Few believe Spain can achieve that, leading to declining bond prices in recent weeks. And while reduced spending will cut the deficit, it could also weigh on economic activity. As the economy shrinks, the government could face an unpalatable choice between worsening credit, or weaker output if it has to cut further.
“In our view, the strategy to manage the European sovereign debt crisis continues to lack effectiveness,” said S&P, which cut Spain’s rating by two notches to triple-B-plus, citing rising risks to the country’s fiscal performance and debt burden as its economic performance fizzles.
“Credit conditions, and hence the economic outlook for Spain, could now deteriorate further than we anticipated … unless offsetting euro zone policy measures are implemented,” said the agency, which projects GDP will shrink both this year and next.
The S&P downgrade was followed Friday by even bleaker news: Spain’s unemployment rate, already the highest in the 17-country euro zone, worsened in March, hitting a record 24.4 per cent. More than half of Spain’s youth is out of work – and 5.6 million people in total – after 374,000 jobs vanished in the first quarter. Unemployment “will likely worsen until a sustainable recovery sets in,” S&P said.
“The figures are terrible for everyone and terrible for the government,” Foreign Minister Jose Manuel Garcia-Margallo said in a Spanish radio interview. “Spain is in a crisis of huge proportions.”
A weakening economy also presents challenges for Spain’s listing banking sector. Continued weakness in the housing sector will lead the banks to take larger loan-loss provisions, which could trigger the need for another bailout.
Spanish banks already carry their biggest burden of bad loans in 18 years; this past week, Spanish bank Santander took $1.3-billion in losses on properties, while BBVA said it would take writedowns later this year.
“It’s very likely the government will need to provide more support for the banking system,” said Martin Schwerdtfeger, a senior economist at Toronto-Dominion Bank.
The government is unlikely to finance a bailout itself given its precarious finances, but would likely turn to one of the two European bailout mechanisms to establish a “precautionary lending line,” a sort of line of credit, for its banks, said Gusavo Bagattini, European economist with RBC Dominion Securities. “You’d have to see a bigger deterioration in the bond market before the government would consider this,” he said.
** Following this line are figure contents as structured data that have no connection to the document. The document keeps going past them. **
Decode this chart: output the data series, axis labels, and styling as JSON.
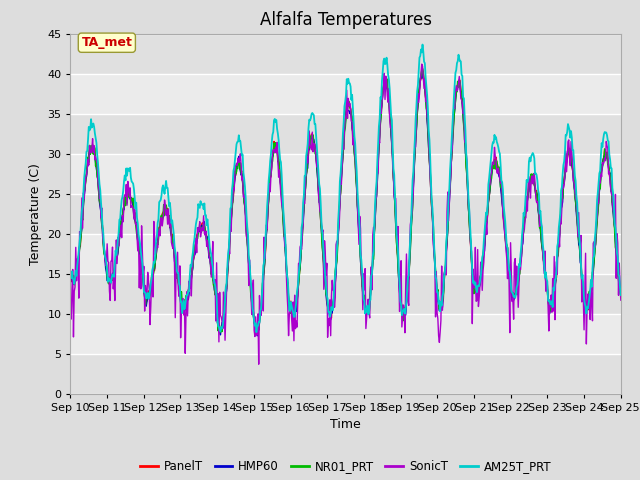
{
  "title": "Alfalfa Temperatures",
  "xlabel": "Time",
  "ylabel": "Temperature (C)",
  "ylim": [
    0,
    45
  ],
  "yticks": [
    0,
    5,
    10,
    15,
    20,
    25,
    30,
    35,
    40,
    45
  ],
  "xtick_labels": [
    "Sep 10",
    "Sep 11",
    "Sep 12",
    "Sep 13",
    "Sep 14",
    "Sep 15",
    "Sep 16",
    "Sep 17",
    "Sep 18",
    "Sep 19",
    "Sep 20",
    "Sep 21",
    "Sep 22",
    "Sep 23",
    "Sep 24",
    "Sep 25"
  ],
  "series": [
    {
      "name": "PanelT",
      "color": "#FF0000",
      "lw": 1.0
    },
    {
      "name": "HMP60",
      "color": "#0000CC",
      "lw": 1.0
    },
    {
      "name": "NR01_PRT",
      "color": "#00BB00",
      "lw": 1.2
    },
    {
      "name": "SonicT",
      "color": "#AA00CC",
      "lw": 1.0
    },
    {
      "name": "AM25T_PRT",
      "color": "#00CCCC",
      "lw": 1.3
    }
  ],
  "annotation_text": "TA_met",
  "annotation_color": "#CC0000",
  "annotation_bg": "#FFFFCC",
  "bg_color": "#DDDDDD",
  "plot_bg_color": "#EEEEEE",
  "grid_color": "#FFFFFF",
  "title_fontsize": 12,
  "label_fontsize": 9,
  "tick_fontsize": 8
}
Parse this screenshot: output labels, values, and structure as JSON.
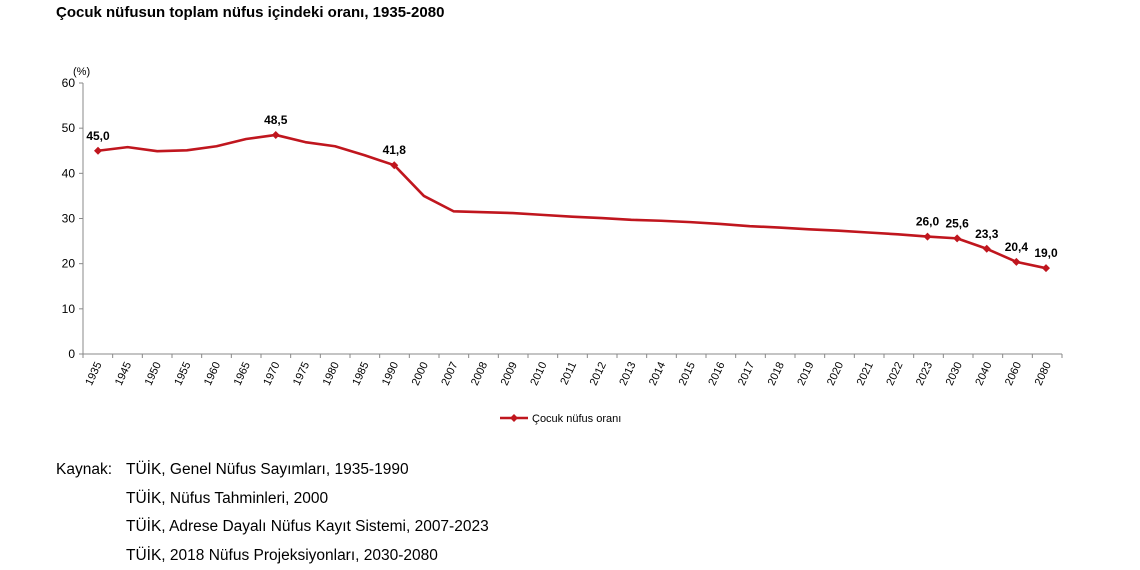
{
  "chart_data": {
    "type": "line",
    "title": "Çocuk nüfusun toplam nüfus içindeki oranı, 1935-2080",
    "ylabel": "(%)",
    "ylim": [
      0,
      60
    ],
    "yticks": [
      0,
      10,
      20,
      30,
      40,
      50,
      60
    ],
    "categories": [
      "1935",
      "1945",
      "1950",
      "1955",
      "1960",
      "1965",
      "1970",
      "1975",
      "1980",
      "1985",
      "1990",
      "2000",
      "2007",
      "2008",
      "2009",
      "2010",
      "2011",
      "2012",
      "2013",
      "2014",
      "2015",
      "2016",
      "2017",
      "2018",
      "2019",
      "2020",
      "2021",
      "2022",
      "2023",
      "2030",
      "2040",
      "2060",
      "2080"
    ],
    "series": [
      {
        "name": "Çocuk nüfus oranı",
        "color": "#c0161e",
        "values": [
          45.0,
          45.8,
          44.9,
          45.1,
          46.0,
          47.6,
          48.5,
          46.9,
          46.0,
          44.0,
          41.8,
          35.0,
          31.6,
          31.4,
          31.2,
          30.8,
          30.4,
          30.1,
          29.7,
          29.5,
          29.2,
          28.8,
          28.3,
          28.0,
          27.6,
          27.3,
          26.9,
          26.5,
          26.0,
          25.6,
          23.3,
          20.4,
          19.0
        ]
      }
    ],
    "data_labels": {
      "1935": "45,0",
      "1970": "48,5",
      "1990": "41,8",
      "2023": "26,0",
      "2030": "25,6",
      "2040": "23,3",
      "2060": "20,4",
      "2080": "19,0"
    },
    "markers": [
      "1935",
      "1970",
      "1990",
      "2023",
      "2030",
      "2040",
      "2060",
      "2080"
    ],
    "legend": "bottom",
    "grid": false
  },
  "source": {
    "label": "Kaynak:",
    "lines": [
      "TÜİK, Genel Nüfus Sayımları, 1935-1990",
      "TÜİK, Nüfus Tahminleri, 2000",
      "TÜİK, Adrese Dayalı Nüfus Kayıt Sistemi, 2007-2023",
      "TÜİK, 2018 Nüfus Projeksiyonları, 2030-2080"
    ]
  }
}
Economists say the bailout bodies – the European Financial Stability Facility and the European Stabilization Mechanism – could probably support a Spanish bank rescue, but wouldn’t be able to afford to do the same in Italy if its fiscal situation worsens. “If both request a bailout, those structures will unravel,” Mr. Schwerdtfeger said.
The Spanish government is expected to tell its banks to move all real-estate assets into a special holding company, after past efforts to get its banks to fix its own problems have had little effect.
Benjamin Reitzes, a senior economist with BMO Nesbitt Burns, said that if Spain “can get through the next 12 to 18 months and the economy turns modestly positive, that would be enough to get them going in the right direction. But 12 to 18 months is a long time. They need consistent, meaningful growth for a consistent period. That will be tough to come by. It’s going to be a long road for Spain, and for Europe.”